WinZip Enterprise uses AES encryption with a 128-, 192-, or 256-bit key to encrypt and decrypt data. With AES encryption and secure password protection, your files are protected as you share them via email, cloud-storage systems, or with portable storage devices.
Since WinZip Enterprise also compresses your encrypted files, they are easier to upload and share. Word-based documents, for example, have files that can be compressed to 90% of their original size. It can also compress MP3 files by 15 to 20% and JPEG files by 20 to 25% without loss to photo or audio quality or data integrity. Excel files can be compressed up to 93% but rates vary significantly, since Excel files may have embedded images or other elements that affect compression size.

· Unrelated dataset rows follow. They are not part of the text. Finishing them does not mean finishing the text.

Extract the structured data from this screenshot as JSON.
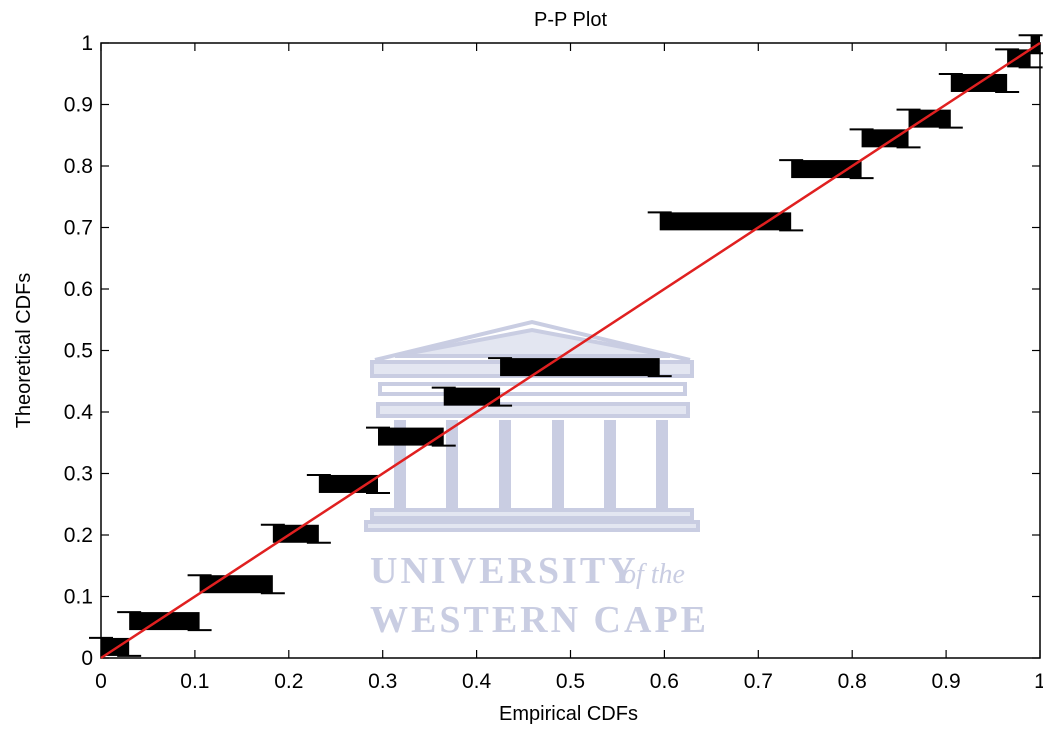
{
  "chart_data": {
    "type": "scatter",
    "title": "P-P Plot",
    "xlabel": "Empirical CDFs",
    "ylabel": "Theoretical CDFs",
    "xlim": [
      0,
      1
    ],
    "ylim": [
      0,
      1
    ],
    "xticks": [
      "0",
      "0.1",
      "0.2",
      "0.3",
      "0.4",
      "0.5",
      "0.6",
      "0.7",
      "0.8",
      "0.9",
      "1"
    ],
    "yticks": [
      "0",
      "0.1",
      "0.2",
      "0.3",
      "0.4",
      "0.5",
      "0.6",
      "0.7",
      "0.8",
      "0.9",
      "1"
    ],
    "grid": false,
    "marker": "plus",
    "marker_color": "#000000",
    "reference_line": {
      "from": [
        0,
        0
      ],
      "to": [
        1,
        1
      ],
      "color": "#e02020"
    },
    "clusters": [
      {
        "x_start": 0.0,
        "x_end": 0.03,
        "y": 0.018
      },
      {
        "x_start": 0.03,
        "x_end": 0.105,
        "y": 0.06
      },
      {
        "x_start": 0.105,
        "x_end": 0.183,
        "y": 0.12
      },
      {
        "x_start": 0.183,
        "x_end": 0.232,
        "y": 0.202
      },
      {
        "x_start": 0.232,
        "x_end": 0.295,
        "y": 0.283
      },
      {
        "x_start": 0.295,
        "x_end": 0.365,
        "y": 0.36
      },
      {
        "x_start": 0.365,
        "x_end": 0.425,
        "y": 0.425
      },
      {
        "x_start": 0.425,
        "x_end": 0.595,
        "y": 0.473
      },
      {
        "x_start": 0.595,
        "x_end": 0.735,
        "y": 0.71
      },
      {
        "x_start": 0.735,
        "x_end": 0.81,
        "y": 0.795
      },
      {
        "x_start": 0.81,
        "x_end": 0.86,
        "y": 0.845
      },
      {
        "x_start": 0.86,
        "x_end": 0.905,
        "y": 0.877
      },
      {
        "x_start": 0.905,
        "x_end": 0.965,
        "y": 0.935
      },
      {
        "x_start": 0.965,
        "x_end": 0.99,
        "y": 0.975
      },
      {
        "x_start": 0.99,
        "x_end": 1.0,
        "y": 0.998
      }
    ]
  },
  "watermark": {
    "line1": "UNIVERSITY",
    "line1_suffix": "of the",
    "line2": "WESTERN CAPE"
  }
}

These compressed files can be transferred much faster than their uncompressed versions.
It takes one tenth of the time to transmit a compressed file than it takes to send the original (uncompressed) file. Since users spend less time waiting for files to transfer and download, these faster transfer times help improve employee productivity.
In addition, compressing files helps companies cut data storage costs, which can be significant. For example, enterprise-class hard drives can cost hundreds of dollars, and cloud-based storage solutions are often priced based on the amount of data stored.
With its encryption and compression capabilities, WinZip Enterprise keeps your organization’s data safe, reduces data storage requirements, improves productivity, and helps prevent costly and detrimental data breaches.